2.T__ At IRR (Internal Rate of Return) the NPV (Net Present Value) is equal to zero.
3.F__ Consider a series of negative cash flows followed by a series of positive cash flows
(i.e. a normal project with an initial outlay). The NPV of such stream of cash flows would
decrease as the discount rate (cost of capital) goes down.
4.T__ In relative terms, prices of bonds with longer time to maturity are more sensitive to
changing interest rates than those with shorter time to maturity.
5.F__ In relative terms, prices of bonds with higher coupon rates are more sensitive to
changing interest rates than those with lower coupon rates.
6.F__ Modified duration measures the absolute sensitivity of bond prices to changing
interest rates.
7.T__ At duration, the realized yield of a bond is approximately equal to the YTM that was
in effect when the bond was purchased.
8.F__ First order approximation produces an asymmetric price response to changing
interest rates.
9.T__Except for the initial YTM, first order approximation always understates the true
value of a bond.
10.F__ Consider a portfolio consisting of two risky assets A (E[r A]=10%, σA=8%) and B
(E[r B]=5%, σA=3%).

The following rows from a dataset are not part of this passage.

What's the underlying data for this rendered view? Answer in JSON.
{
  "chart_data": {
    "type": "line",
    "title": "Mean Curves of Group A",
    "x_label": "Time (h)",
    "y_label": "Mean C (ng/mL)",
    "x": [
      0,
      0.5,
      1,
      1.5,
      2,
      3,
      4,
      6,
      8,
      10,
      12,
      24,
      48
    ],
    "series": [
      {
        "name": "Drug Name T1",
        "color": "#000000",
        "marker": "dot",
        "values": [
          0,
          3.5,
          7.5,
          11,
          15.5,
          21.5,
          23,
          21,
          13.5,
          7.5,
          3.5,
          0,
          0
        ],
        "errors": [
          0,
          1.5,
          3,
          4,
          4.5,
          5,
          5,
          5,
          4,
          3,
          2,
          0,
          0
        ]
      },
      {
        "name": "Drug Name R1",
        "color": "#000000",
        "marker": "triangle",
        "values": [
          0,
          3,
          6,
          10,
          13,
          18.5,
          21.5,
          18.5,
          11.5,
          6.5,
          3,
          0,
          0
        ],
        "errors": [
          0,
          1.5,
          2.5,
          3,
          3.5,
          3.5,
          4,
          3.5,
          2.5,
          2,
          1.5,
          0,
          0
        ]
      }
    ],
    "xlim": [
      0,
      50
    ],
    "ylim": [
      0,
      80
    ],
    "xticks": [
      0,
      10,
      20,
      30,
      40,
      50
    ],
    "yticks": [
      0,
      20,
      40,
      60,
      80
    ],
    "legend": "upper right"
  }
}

A trivial portfolio consisting solely of asset A must be inefficient.
11.T__ Under our standard assumptions, all investors would choose a combination of the
risk free asset and the market portfolio.
12.F__ Beta measures the amount of unsystematic risk associated with an investment.
13.F__ A stock whose beta < 1 would earn a higher expected return higher than the market
portfolio.
14.F__ If a risk free asset and the market portfolio are available to be included in an
investment portfolio, the investment portfolio’s efficient frontier is represented by a
curve.
15.F__ Stock A has σA=8% and Stock B has βB=20%. Based on this information, we can
conclude that the total risk of Stock A is lower than that of Stock B.
16.T__ Stock A’s expected return is 10% and the s.d. 8%. Stock B’s expected return is 20%
and the s.d. 10%. If the na?ve (50-50) portfolio has a s.d. of 9%, the rates of return of the two stocks must be perfectly positively correlated.
17.F__ A portfolio consisting of a risk-free asset and shares of some stock has only
systematic risk.
18.T__ By increasing the number of stocks in one’s portfolio, all systematic risk can be
essentially eliminated.
19.F__ Convertible bonds trade at higher yields than comparable non-convertible bonds.
20.F__ An asset that lies above the SML is overpriced.